Russia's Lukoil says no talks to sell Bulgarian oil refinery

Litasco, a trading arm of Russia's No.2 oil producer Lukoil, said that it had not received any offer for its refinery in Bulgaria and there were no talks to sell it, amid mounting pressure from Bulgarian authorities, said Reuters.

Lukoil has already sold its oil refinery on the Italian island of Sicily, ISAB, to Cypriot private equity firm G.O.I. Energy. Although Lukoil has not directly been targeted by Western sanctions on Russia, the ISAB refinery was affected by an embargo on Russian crude oil as banks were reluctant to finance procurement for a Russia-related company.

"?Litasco SA, which is the main shareholder of LUKOIL Neftohim Burgas AD, has not received any offers to sell the refinery. Therefore, Litasco SA is currently not in any negotiations on the matter," it said in a statement.

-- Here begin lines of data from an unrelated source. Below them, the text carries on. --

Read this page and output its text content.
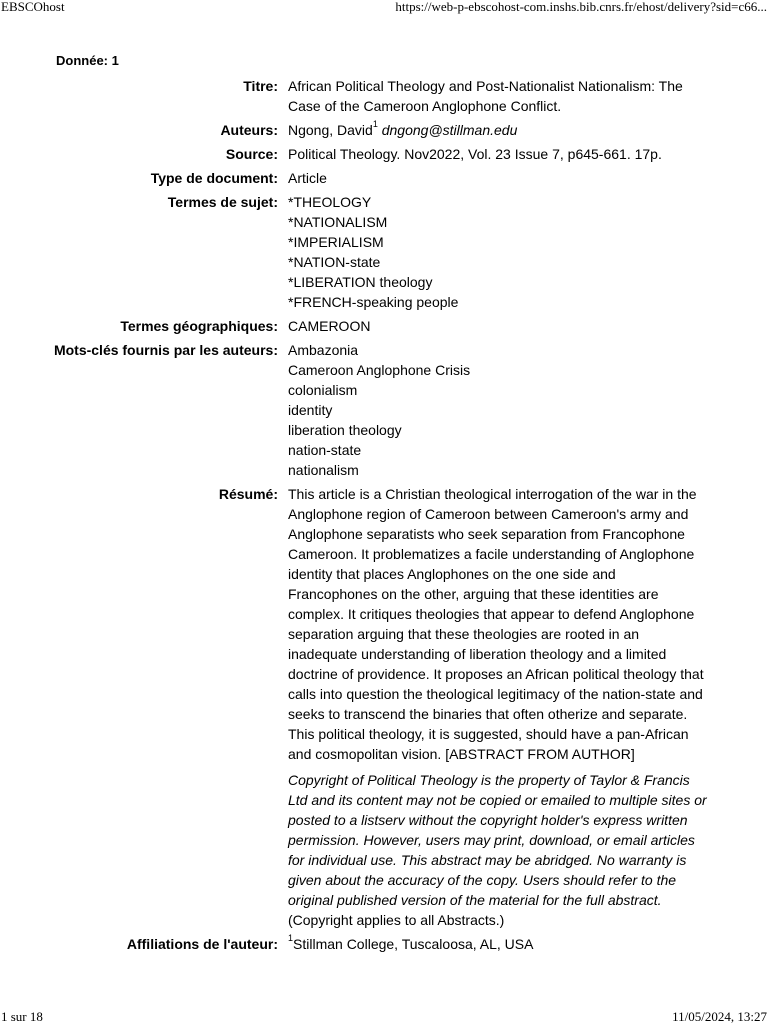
EBSCOhost	https://web-p-ebscohost-com.inshs.bib.cnrs.fr/ehost/delivery?sid=c66...
Donnée: 1
Titre: African Political Theology and Post-Nationalist Nationalism: The Case of the Cameroon Anglophone Conflict.
Auteurs: Ngong, David$^1$ dngong@stillman.edu
Source: Political Theology. Nov2022, Vol. 23 Issue 7, p645-661. 17p.
Type de document: Article
Termes de sujet: *THEOLOGY
*NATIONALISM
*IMPERIALISM
*NATION-state
*LIBERATION theology
*FRENCH-speaking people
Termes géographiques: CAMEROON
Mots-clés fournis par les auteurs: Ambazonia
Cameroon Anglophone Crisis
colonialism
identity
liberation theology
nation-state
nationalism
Résumé: This article is a Christian theological interrogation of the war in the Anglophone region of Cameroon between Cameroon's army and Anglophone separatists who seek separation from Francophone Cameroon. It problematizes a facile understanding of Anglophone identity that places Anglophones on the one side and Francophones on the other, arguing that these identities are complex. It critiques theologies that appear to defend Anglophone separation arguing that these theologies are rooted in an inadequate understanding of liberation theology and a limited doctrine of providence. It proposes an African political theology that calls into question the theological legitimacy of the nation-state and seeks to transcend the binaries that often otherize and separate. This political theology, it is suggested, should have a pan-African and cosmopolitan vision. [ABSTRACT FROM AUTHOR]
Copyright of Political Theology is the property of Taylor & Francis Ltd and its content may not be copied or emailed to multiple sites or posted to a listserv without the copyright holder's express written permission. However, users may print, download, or email articles for individual use. This abstract may be abridged. No warranty is given about the accuracy of the copy. Users should refer to the original published version of the material for the full abstract. (Copyright applies to all Abstracts.)
Affiliations de l'auteur:	$^1$Stillman College, Tuscaloosa, AL, USA
1 sur 18	11/05/2024, 13:27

"Litasco SA did not appoint any public or private organization to look for potential buyers or conduct any sale negotiation on its behalf." Bulgaria, the only EU country allowed to continue seaborne imports of Russian oil after December's EU embargo, ramped up imports from elsewhere in October as it strives to cut Russian purchases, according to LSEG data and Reuters calculations.

Bulgaria said last month it was getting ready to fully ditch Russian oil by October 2024 and planned to reduce Moscow's share of imports to 80% by the end of this year from around 90% now. Lukoil said last month that the plans to stop Russian oil imports by Bulgaria posed risks to the Burgas refinery, the largest oil plant in the Balkans.

A tight market for sour oil in Europe has made it difficult for the Burgas refinery to find alternative supplies, while demand for sour oil has been stoked by a ban on Kurdish oil exports, traders say.

We remind, Russia's fuel export ban led to an 80% fall in railway exports of gasoline in the first 15 days of October from the same period in September to some 37,000 tons. Russia temporarily banned exports of gasoline and ultra-low sulfur diesel (ULSD) from Sept. 21 to cope with a domestic market shortage.